The abductions illustrate the challenges confronting the Obama administration as it seeks to marshal local insurgents to fight the Islamic State, which it views as the region’s biggest threat.
So al-Nusra which, as The Times also notes, "dealt a more serious blow to the CIA program last year, attacking and dismantling its main groups, the Syrian Revolutionaries Front and Harakat Hazm, and seizing some of their American-supplied, sophisticated antitank missiles," has now captured the commander and deputy commander of the new US "force", marking a terribly humiliating blow to the latest ill-fated CIA -backed effort to locate and train the "good guys." Reuters has more on the story:
Al Qaeda's Syria wing said on Friday it had detained members of a Syrian rebel group who had just returned from U.S. training, in a direct challenge to Washington's plan to train and equip insurgents to combat the hard-line Islamic State group.
In a statement that appeared to contradict comments from the Pentagon, Nusra Front said the men it was holding had entered Syria several days prior and had been trained under the supervision of the Central Intelligence Agency.
It described them as agents of America and warned others they should abandon the programme. It also said a U.S.-led coalition had mounted air strikes against Nusra Front positions during fighting between the group and the rebels.
Syrian opposition sources and a monitoring group said earlier this week that Nusra Front had detained the leader of the U.S-trained rebel "Division 30" and a number of its members. The Pentagon cast doubt on the reports on Thursday, saying no members of the "New Syrian Force" had been captured or detained.

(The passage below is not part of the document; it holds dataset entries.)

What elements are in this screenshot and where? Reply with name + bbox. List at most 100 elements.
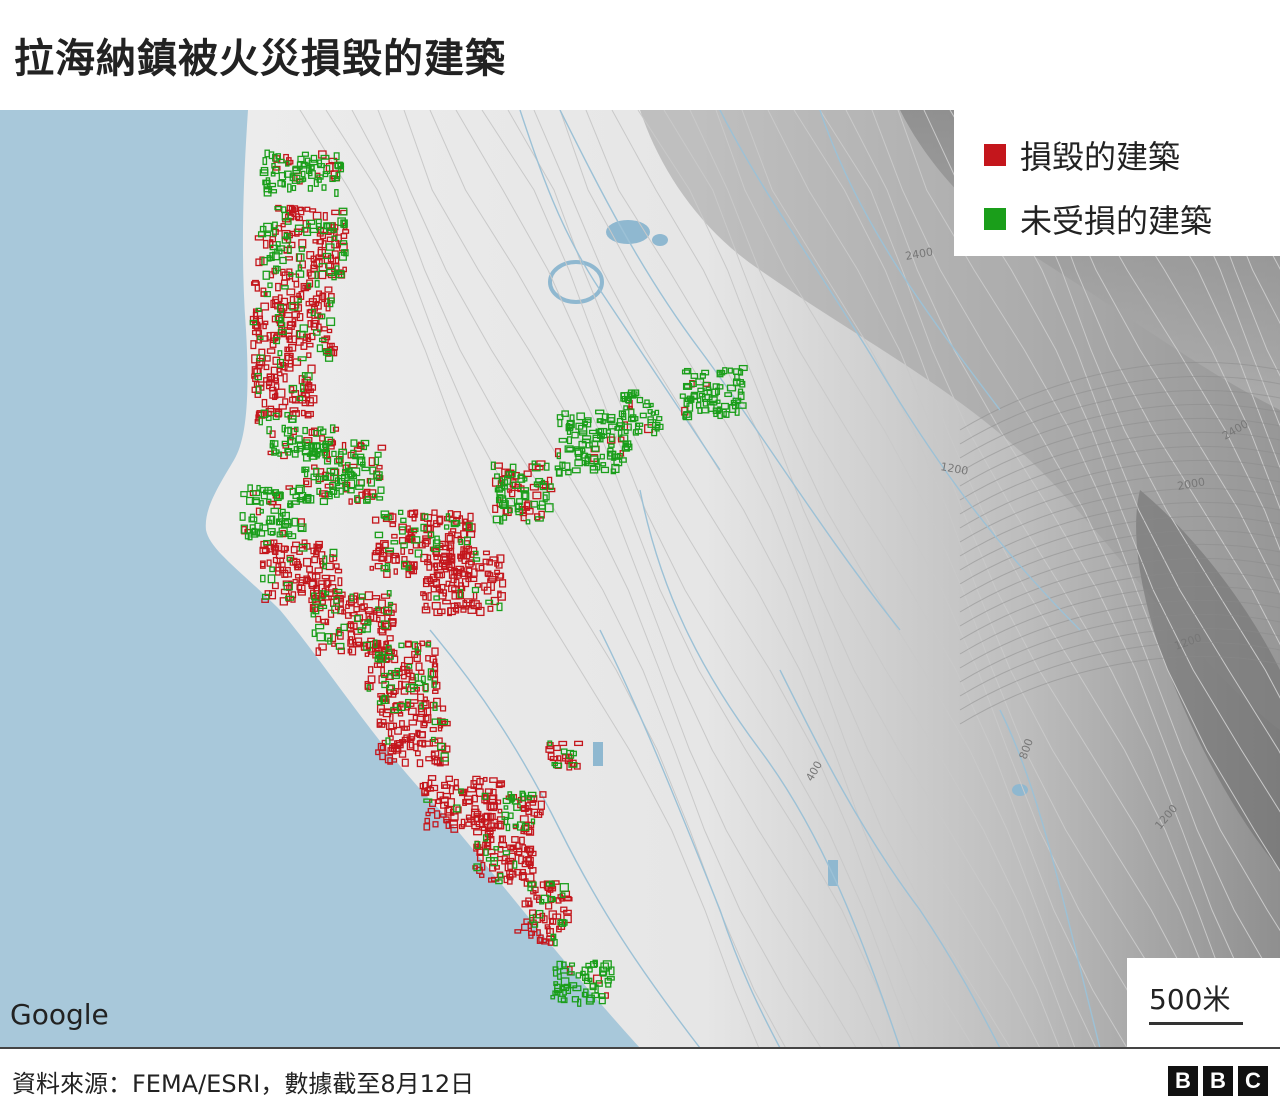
contour-label: 2000 [1176,475,1206,493]
streams [429,110,1101,1048]
undamaged-building [606,976,615,981]
undamaged-building [325,243,335,251]
undamaged-building [371,493,378,499]
undamaged-building [329,467,339,477]
damaged-building [508,852,516,861]
undamaged-building [278,527,288,536]
damaged-building [395,555,400,564]
damaged-building [305,333,311,340]
undamaged-building [733,368,742,376]
undamaged-building [356,456,366,466]
undamaged-building [246,496,255,505]
damaged-building [405,641,413,648]
damaged-building [260,302,270,311]
undamaged-building [531,921,539,928]
undamaged-building [738,364,748,372]
undamaged-building [259,225,267,233]
undamaged-building [566,971,575,976]
reservoir [652,234,668,246]
damaged-building [441,552,448,558]
undamaged-building [509,797,515,803]
undamaged-building [559,883,569,892]
damaged-building [423,823,431,831]
undamaged-building [321,449,329,456]
damaged-building [467,786,477,793]
undamaged-building [679,393,686,399]
undamaged-building [310,154,318,163]
undamaged-building [303,442,312,449]
undamaged-building [250,528,259,538]
undamaged-building [270,507,280,514]
logo-letter: C [1238,1066,1268,1096]
damaged-building [528,930,536,936]
undamaged-building [431,680,437,688]
undamaged-building [358,593,366,600]
damaged-building [617,436,625,443]
damaged-building [538,934,544,943]
contour-line [481,110,941,1048]
damaged-building [435,799,443,805]
undamaged-building [382,606,393,615]
undamaged-building [272,153,278,162]
undamaged-building [561,961,567,968]
stream [639,489,901,1048]
undamaged-building [483,848,489,856]
damaged-building [418,669,425,675]
damaged-building [355,496,361,504]
undamaged-building [515,502,523,511]
damaged-building [497,590,502,598]
undamaged-building [490,857,499,867]
damaged-building [288,241,296,249]
damaged-building [422,592,428,601]
undamaged-building [634,422,641,430]
contour-line [959,432,1280,501]
damaged-building [275,282,281,292]
damaged-building [270,366,279,375]
damaged-building [292,578,298,584]
damaged-building [280,268,286,276]
damaged-building [407,510,416,518]
undamaged-building [566,749,575,759]
contour-line [959,474,1280,543]
damaged-building [398,750,407,758]
map-area[interactable]: 400 800 1200 1200 1200 2000 2400 2400 [0,110,1280,1048]
damaged-building [514,868,522,876]
damaged-building [489,556,499,562]
undamaged-building [350,449,357,459]
undamaged-building [620,392,630,400]
damaged-building [276,371,283,377]
damaged-building [406,741,415,751]
undamaged-building [324,223,331,230]
damaged-building [455,806,462,814]
damaged-building [417,693,425,702]
undamaged-building [313,179,319,187]
undamaged-building [458,788,464,794]
undamaged-building [492,515,502,524]
undamaged-building [296,253,305,262]
damaged-building [269,236,277,243]
contour-line [975,110,1280,699]
damaged-building [461,558,468,565]
undamaged-building [380,620,390,629]
damaged-building [467,512,474,522]
undamaged-building [281,440,289,447]
damaged-building [337,577,343,587]
undamaged-building [551,761,558,767]
undamaged-building [495,879,503,885]
undamaged-building [380,696,386,704]
undamaged-building [561,462,571,472]
damaged-building [468,559,475,566]
damaged-building [391,533,398,539]
undamaged-building [465,522,473,531]
damaged-building [436,516,443,526]
footer-divider [0,1047,1280,1049]
undamaged-building [331,450,337,458]
undamaged-building [654,409,660,416]
scale-bar [1149,1022,1243,1025]
damaged-building [426,577,433,583]
undamaged-building [709,400,718,406]
undamaged-building [293,426,299,433]
undamaged-building [591,992,600,999]
damaged-building [348,646,357,656]
undamaged-building [512,860,518,869]
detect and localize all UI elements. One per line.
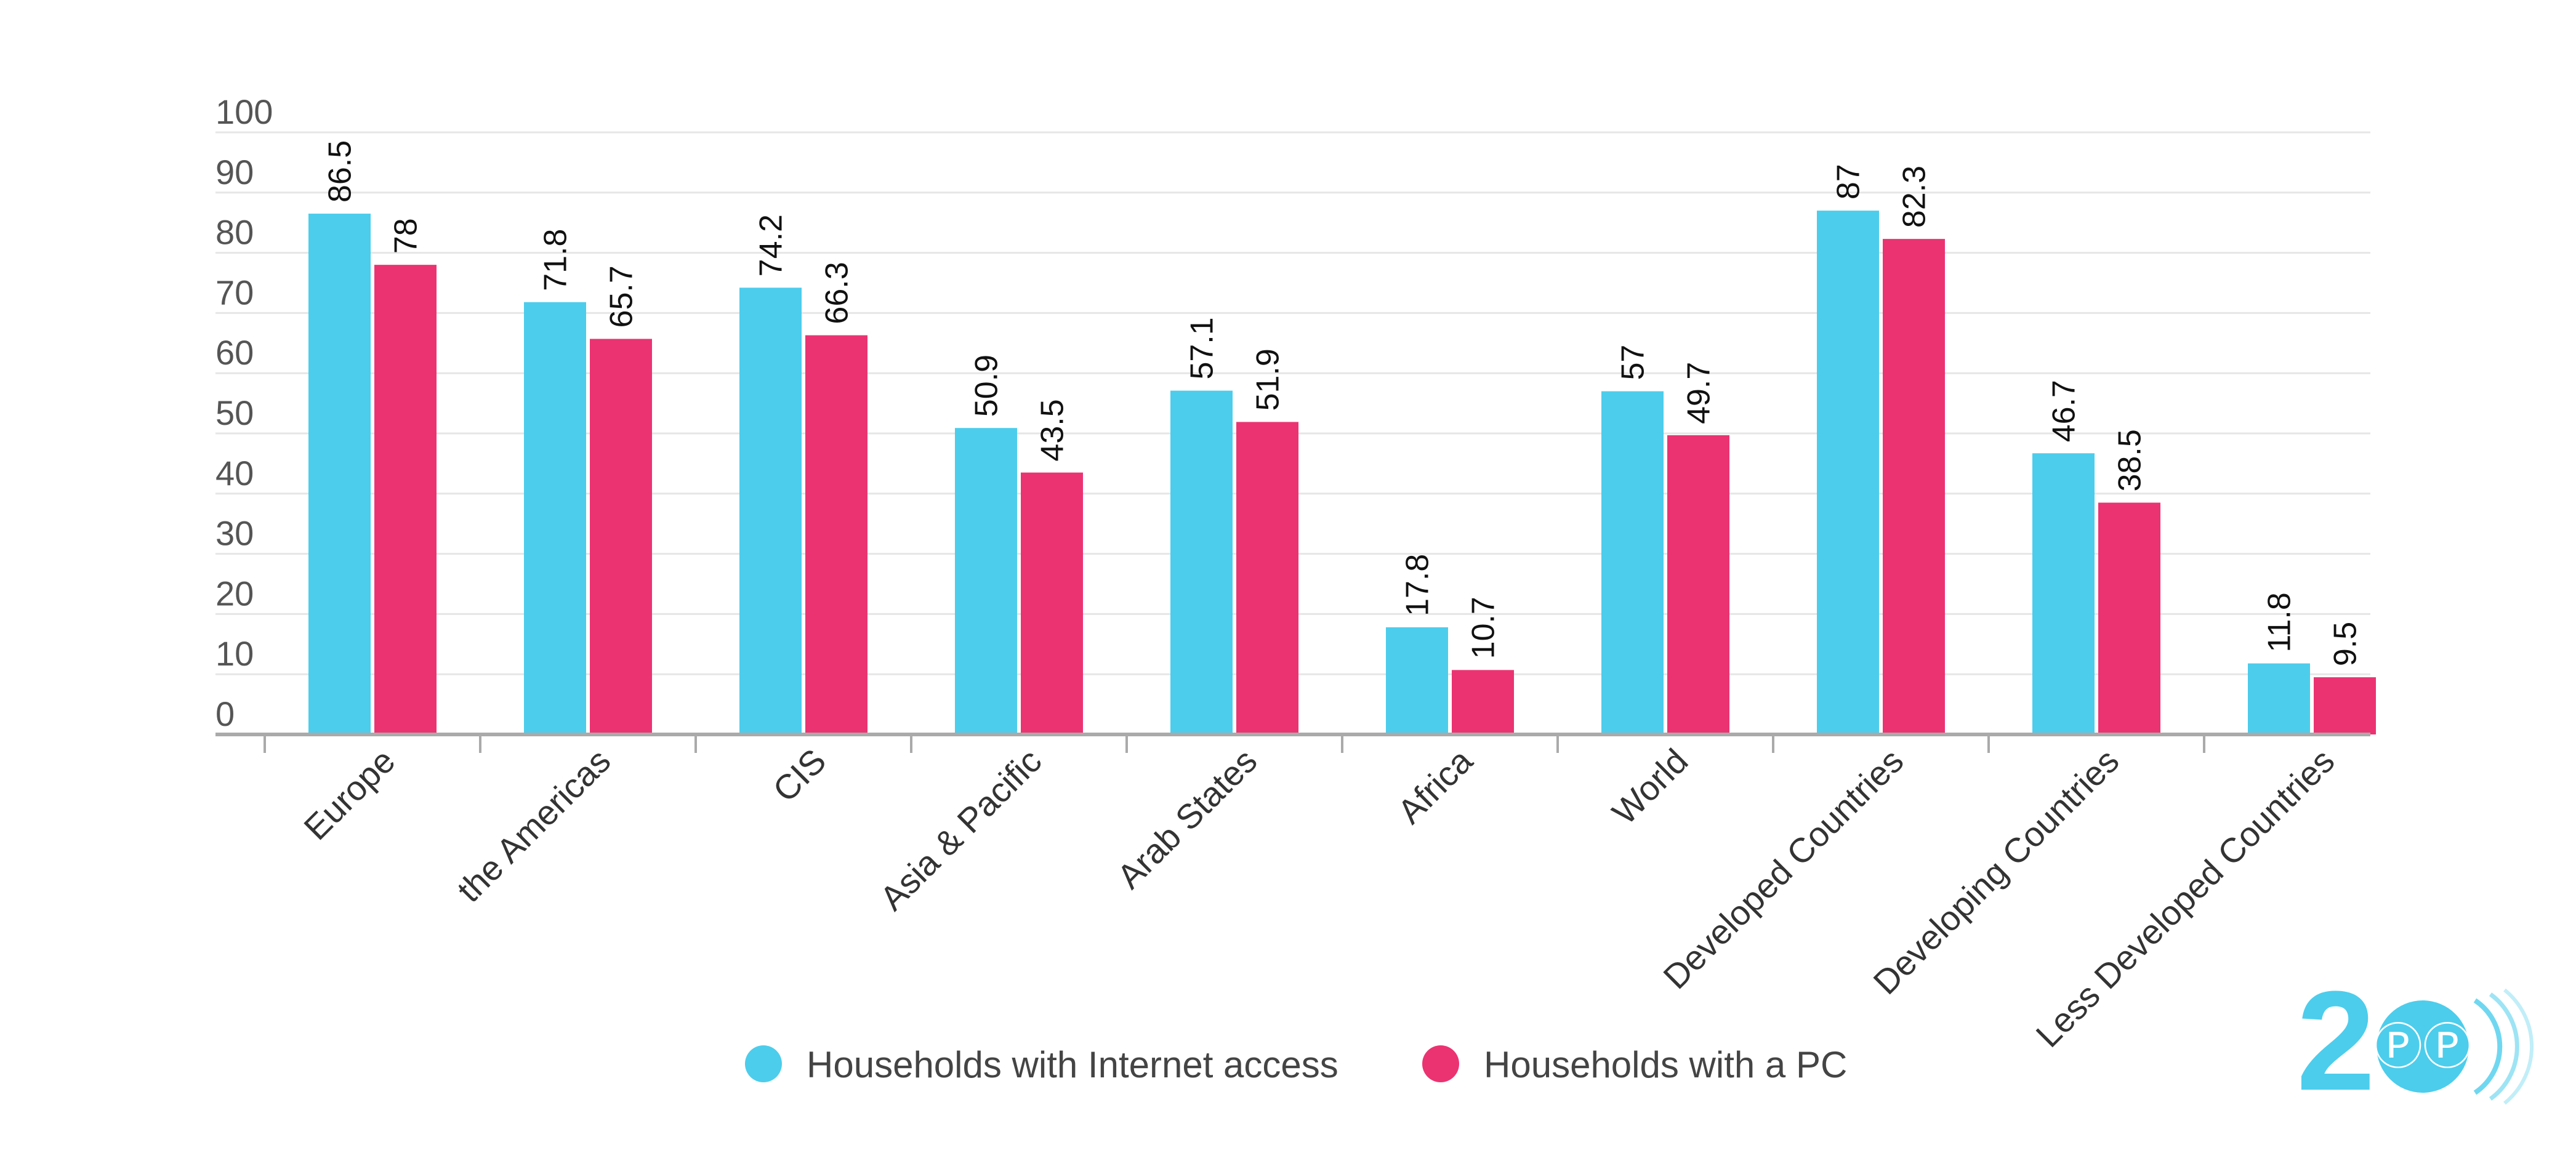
y-axis-tick-labels: 0 10 20 30 40 50 60 70 80 90 100	[215, 92, 273, 733]
bar	[308, 214, 371, 734]
y-tick-label: 20	[215, 574, 254, 613]
bar	[2314, 677, 2376, 734]
bar	[739, 288, 802, 735]
logo-wave-2	[2489, 992, 2519, 1101]
bar	[1667, 435, 1729, 734]
bar	[1883, 239, 1945, 735]
category-label: CIS	[765, 741, 834, 810]
legend-label: Households with a PC	[1484, 1044, 1847, 1085]
data-label: 17.8	[1400, 554, 1436, 616]
bars	[308, 211, 2376, 735]
logo-letters: ⓅⓅ	[2373, 1019, 2472, 1074]
logo-wave-3	[2503, 988, 2534, 1105]
data-label: 49.7	[1681, 362, 1717, 424]
legend-swatch	[745, 1045, 782, 1082]
legend-label: Households with Internet access	[807, 1044, 1338, 1085]
logo-number: 2	[2296, 962, 2375, 1120]
bar	[1817, 211, 1879, 734]
bar	[805, 335, 867, 734]
y-tick-label: 0	[215, 694, 235, 733]
logo-circle	[2377, 1000, 2469, 1093]
data-label: 50.9	[969, 355, 1005, 417]
data-label: 71.8	[538, 229, 574, 291]
y-tick-label: 60	[215, 333, 254, 372]
legend: Households with Internet access Household…	[745, 1044, 1847, 1085]
pp-logo-icon: 2 ⓅⓅ	[2296, 962, 2534, 1120]
data-label: 10.7	[1466, 597, 1502, 659]
bar	[374, 265, 437, 734]
bar	[1021, 472, 1083, 734]
data-label: 57.1	[1185, 317, 1220, 379]
bar	[1386, 627, 1448, 734]
category-label: Europe	[296, 741, 402, 847]
data-label: 9.5	[2328, 622, 2364, 666]
bar	[2248, 663, 2310, 734]
logo-wave-1	[2473, 998, 2503, 1095]
data-label: 46.7	[2047, 380, 2082, 442]
bar	[2098, 502, 2160, 734]
data-label: 87	[1831, 164, 1867, 199]
y-tick-label: 40	[215, 454, 254, 493]
legend-swatch	[1422, 1045, 1459, 1082]
data-label: 43.5	[1035, 399, 1071, 461]
category-label: World	[1604, 741, 1695, 832]
data-label: 74.2	[754, 214, 789, 276]
bar	[1170, 390, 1233, 734]
y-tick-label: 50	[215, 393, 254, 432]
data-label: 38.5	[2112, 429, 2148, 491]
data-label: 57	[1616, 345, 1651, 380]
bar	[1452, 670, 1514, 734]
category-label: the Americas	[449, 741, 618, 909]
bar	[2032, 453, 2095, 734]
y-tick-label: 10	[215, 634, 254, 673]
y-tick-label: 80	[215, 213, 254, 252]
data-label: 78	[388, 218, 424, 254]
y-tick-label: 90	[215, 153, 254, 191]
category-label: Arab States	[1109, 741, 1264, 896]
bar	[1236, 422, 1298, 734]
y-tick-label: 100	[215, 92, 273, 131]
data-label: 51.9	[1250, 348, 1286, 411]
data-labels: 86.5 78 71.8 65.7 74.2 66.3 50.9 43.5 57.1 51.9 17…	[323, 140, 2364, 666]
bar	[524, 302, 586, 734]
y-tick-label: 30	[215, 514, 254, 553]
data-label: 66.3	[819, 262, 855, 324]
bar	[1601, 391, 1664, 734]
category-label: Asia & Pacific	[872, 741, 1049, 918]
data-label: 11.8	[2262, 592, 2298, 652]
data-label: 65.7	[604, 265, 640, 328]
bar	[955, 428, 1017, 734]
category-label: Developing Countries	[1866, 741, 2126, 1002]
category-label: Africa	[1390, 741, 1480, 830]
data-label: 86.5	[323, 140, 358, 203]
bar	[590, 339, 652, 734]
x-axis-ticks	[264, 734, 2205, 753]
data-label: 82.3	[1897, 166, 1933, 228]
x-axis-category-labels: Europe the Americas CIS Asia & Pacific Arab …	[296, 741, 2341, 1055]
y-tick-label: 70	[215, 273, 254, 312]
category-label: Developed Countries	[1656, 741, 1910, 996]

"We warn soldiers of (Division 30) against proceeding in the American project," Nusra Front said in a statement distributed online. "We, and the Sunni people in Syria, will not allow their sacrifices to be offered on a golden platter to the American side."
So ultimately, the CIA's newest band of "freedom fighters" who are supposed to be fighting ISIS, are now fighting al-Nusra which is receiving funding from Turkey which as of last week, is now allied with the US in a fight against ISIS, only Turkey isn't really fighting ISIS, it's fighting the PKK which backs YPG which is really fighting ISIS and everyone involved is fighting Assad who would probably find the whole thing comically absurd were it not for the fact that it is ultimately his head that everyone is after.
It goes without saying that all of this serves to make Washington look absolutely ridiculous and indeed, this may mark a new record low for US foreign policy gone horribly awry.